Which superfamily of EPs should be targeted to combat antibiotic resistance? The answer lies in the priority list of pathogens classified by the WHO. Pathogens are categorized into three priority tiers based on their drug resistance (Fig. 2). Gram-negative bacteria are most important because they lead to infections that are untreatable with most available antibiotics and a few are pan-resistant [9]. Therefore, targeting the RND superfamily EPs (expressed commonly in Gram-negative bacteria) using EPIs (adjuvants) will be pivotal to rejuvenate the potency of antibiotics against resistant Gram-negative pathogens. RND EPs recognize and translocate a huge number of substrates via their functional unit, which is a tripartite EP comprising outer membrane factors (OMF), a membrane fusion protein (MFP), and an inner membrane protein (IMP). How the RND EP extrudes structurally diverse compounds remains unclear 10, 11. Although experimental data and structural features of these proteins have enabled researchers to understand the complexity of the proteins, less is known of the energetics and molecular determinants of the processes governing EP activity [12].

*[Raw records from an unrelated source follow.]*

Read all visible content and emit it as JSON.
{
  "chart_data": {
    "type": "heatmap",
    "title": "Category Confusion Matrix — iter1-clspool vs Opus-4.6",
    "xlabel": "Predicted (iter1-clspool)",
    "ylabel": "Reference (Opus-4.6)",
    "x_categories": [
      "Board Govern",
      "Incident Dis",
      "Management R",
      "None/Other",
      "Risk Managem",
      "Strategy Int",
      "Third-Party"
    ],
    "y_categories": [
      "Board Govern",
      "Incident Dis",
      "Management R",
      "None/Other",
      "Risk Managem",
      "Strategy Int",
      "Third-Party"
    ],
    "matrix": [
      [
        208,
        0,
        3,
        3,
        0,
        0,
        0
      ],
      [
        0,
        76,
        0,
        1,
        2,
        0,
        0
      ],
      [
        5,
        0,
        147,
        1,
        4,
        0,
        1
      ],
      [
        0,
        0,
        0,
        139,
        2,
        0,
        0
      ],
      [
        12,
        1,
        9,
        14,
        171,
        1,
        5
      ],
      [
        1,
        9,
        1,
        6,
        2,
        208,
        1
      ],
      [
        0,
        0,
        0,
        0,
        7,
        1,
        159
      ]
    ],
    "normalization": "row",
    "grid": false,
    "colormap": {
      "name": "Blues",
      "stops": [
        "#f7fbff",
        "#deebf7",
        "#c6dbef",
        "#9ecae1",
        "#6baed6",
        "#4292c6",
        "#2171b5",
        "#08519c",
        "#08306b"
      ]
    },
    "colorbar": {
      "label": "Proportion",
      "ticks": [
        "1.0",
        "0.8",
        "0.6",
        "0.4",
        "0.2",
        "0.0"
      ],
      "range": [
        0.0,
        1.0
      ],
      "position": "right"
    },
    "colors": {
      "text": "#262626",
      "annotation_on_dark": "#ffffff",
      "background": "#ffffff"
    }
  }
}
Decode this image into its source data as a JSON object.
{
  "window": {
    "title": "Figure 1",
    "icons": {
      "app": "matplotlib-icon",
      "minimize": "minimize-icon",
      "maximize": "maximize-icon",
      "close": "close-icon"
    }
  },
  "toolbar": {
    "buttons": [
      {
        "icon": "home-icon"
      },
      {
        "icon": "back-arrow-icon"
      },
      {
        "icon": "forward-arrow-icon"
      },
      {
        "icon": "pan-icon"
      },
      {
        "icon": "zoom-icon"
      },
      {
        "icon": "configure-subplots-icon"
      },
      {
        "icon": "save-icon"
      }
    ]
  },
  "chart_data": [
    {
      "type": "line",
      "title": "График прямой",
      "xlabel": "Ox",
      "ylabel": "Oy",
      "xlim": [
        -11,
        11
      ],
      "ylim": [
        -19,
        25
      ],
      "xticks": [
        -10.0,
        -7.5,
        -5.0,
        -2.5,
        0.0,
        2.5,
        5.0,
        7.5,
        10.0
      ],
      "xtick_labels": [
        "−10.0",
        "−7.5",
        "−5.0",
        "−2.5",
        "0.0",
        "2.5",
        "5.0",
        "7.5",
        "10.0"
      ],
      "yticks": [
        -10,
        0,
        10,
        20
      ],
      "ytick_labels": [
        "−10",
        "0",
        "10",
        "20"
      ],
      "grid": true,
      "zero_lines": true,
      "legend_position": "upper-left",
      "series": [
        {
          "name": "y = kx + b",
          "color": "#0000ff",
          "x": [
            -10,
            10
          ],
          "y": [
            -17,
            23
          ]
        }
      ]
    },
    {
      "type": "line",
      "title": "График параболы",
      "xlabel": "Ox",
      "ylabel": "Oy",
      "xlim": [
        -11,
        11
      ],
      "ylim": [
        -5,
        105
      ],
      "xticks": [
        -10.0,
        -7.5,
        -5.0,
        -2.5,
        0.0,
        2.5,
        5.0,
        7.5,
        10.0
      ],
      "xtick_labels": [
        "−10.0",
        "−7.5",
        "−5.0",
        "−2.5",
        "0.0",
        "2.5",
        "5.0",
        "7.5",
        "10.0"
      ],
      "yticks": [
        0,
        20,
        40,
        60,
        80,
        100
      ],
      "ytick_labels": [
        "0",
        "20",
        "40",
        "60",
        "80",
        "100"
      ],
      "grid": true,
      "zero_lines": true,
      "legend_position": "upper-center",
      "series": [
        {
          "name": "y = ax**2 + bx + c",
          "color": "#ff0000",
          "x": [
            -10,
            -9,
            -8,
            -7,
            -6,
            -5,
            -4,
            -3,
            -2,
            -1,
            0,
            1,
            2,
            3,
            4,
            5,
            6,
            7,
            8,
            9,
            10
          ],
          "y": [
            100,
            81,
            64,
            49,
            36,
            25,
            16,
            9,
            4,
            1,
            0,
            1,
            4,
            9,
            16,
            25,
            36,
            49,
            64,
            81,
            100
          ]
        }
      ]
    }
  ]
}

Computational studies are approaches that can be combined with experimental data to determine the pathway responsible for antibiotic resistance. In this review, we discuss the structural features and mechanistic aspects of RND EPs that have been probed using computational approaches. We highlight the outcomes of computational studies on the AdeABC pump of Acinetobacter baumannii [13], the AcrAB-TolC pump of Enterobacteriaceae [14], and the MexAB-OprM and MexXY-OprM pumps of Pseudomonas aeruginosa [15]. We also focus on computational aspects that have been used for the design of EPIs against these EPs.